The curators of the Rijksmuseum have brought together, in a much-praised exhibition, the largest number of paintings by Vermeer ever assembled, 28 of the surviving 35 or so generally agreed to be by him. It is a feat of coordination by the organizers and of generosity by the lenders, a gathering unlikely to be repeated in this generation at such a scale.

But I had not been keen on seeing the exhibition, and the reasons why not began to accumulate. The entire run of tickets, some 450,000 of them, sold out within a few weeks of the opening, and even if I did manage to get one, the galleries were sure to be crowded. I was also skeptical of the bluntly narrow focus of the exhibition: a painting by Vermeer, followed by another, followed by another; most successful exhibitions need more context than this. But what was really beginning to grate on me was the breathless critical acclaim. The name Vermeer is, by now, a shorthand for artistic excellence and so much of the praise for the exhibition sounded like emotional shorthand too. Greatness, perfection, sublimity: the appropriate vocabulary for a certain kind of cultural experience. Those who had seen the show were envied by those who hadn’t. That it represented a “once in a lifetime” experience was taken as gospel. (And yet, how many of our best encounters with art have happened in a minor museum on a quiet day? What moment, fully inhabited, isn’t “once in a lifetime”?) The idea that the images were wonderful had somehow gotten mixed up with the dogma that the images were nothing but wonderful. Amid all this rapturous consensus, critical dissent was hard to come by.

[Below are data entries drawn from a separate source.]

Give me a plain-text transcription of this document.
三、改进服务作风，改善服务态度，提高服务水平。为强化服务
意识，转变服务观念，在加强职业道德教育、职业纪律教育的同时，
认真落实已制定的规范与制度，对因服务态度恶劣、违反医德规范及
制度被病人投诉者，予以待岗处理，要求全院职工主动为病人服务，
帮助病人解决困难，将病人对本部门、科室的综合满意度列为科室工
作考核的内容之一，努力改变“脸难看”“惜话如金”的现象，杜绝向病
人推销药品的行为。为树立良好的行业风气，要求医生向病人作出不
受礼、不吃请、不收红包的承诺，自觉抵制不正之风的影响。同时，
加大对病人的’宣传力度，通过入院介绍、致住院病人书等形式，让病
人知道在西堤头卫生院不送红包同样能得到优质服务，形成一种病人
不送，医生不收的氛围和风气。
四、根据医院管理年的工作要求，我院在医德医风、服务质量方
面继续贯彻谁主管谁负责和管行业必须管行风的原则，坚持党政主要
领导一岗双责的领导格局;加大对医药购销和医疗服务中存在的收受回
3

But some Dutch friends arranged entry for me, weakening my resolve. Then, Martine Gosselink, director of the Mauritshuis (home of “Girl With a Pearl Earring” and one of the major museum lenders to the exhibition), invited me to walk through the exhibition with her after hours. Well, refusal at that point would have been absurd. Late in the afternoon on March 13, joined by a friend, we entered the exhibition. The last wave of regular visitors was ushered out, and there we were, three lucky viewers, with 28 Vermeers.

He was not prolific: He is thought to have made as few as 42 paintings in all. It’s reasonable to assume, as art historians did for a long time, that this slow rate of production was a consequence of a particularly meticulous technique. But X-rays and infrared imaging show that he made swift underpaintings and very few preparatory drawings. So what was he doing with all that extra time? For one thing, he had a day job as an art dealer, the profession he inherited from his father. For another, he was himself father to as many as 15 children (11 of whom outlived him). The household must have been noisy. Against the implied backdrop of that noise, the astonishing and self-possessed pictures arrive, two or three of them a year. These are pictures that seem to be doing things with light that no pictures had ever done before. The art historian Lawrence Gowing describes it as a certain heedlessness of subject, a certain faithfulness to pure appearance: “Vermeer seems almost not to care, or not even to know, what it is that he is painting. What do men call this wedge of light? A nose? A finger? What do we know of its shape? To Vermeer none of this matters, the conceptual world of names and knowledge is forgotten, nothing concerns him but what is visible, the tone, the wedge of light.”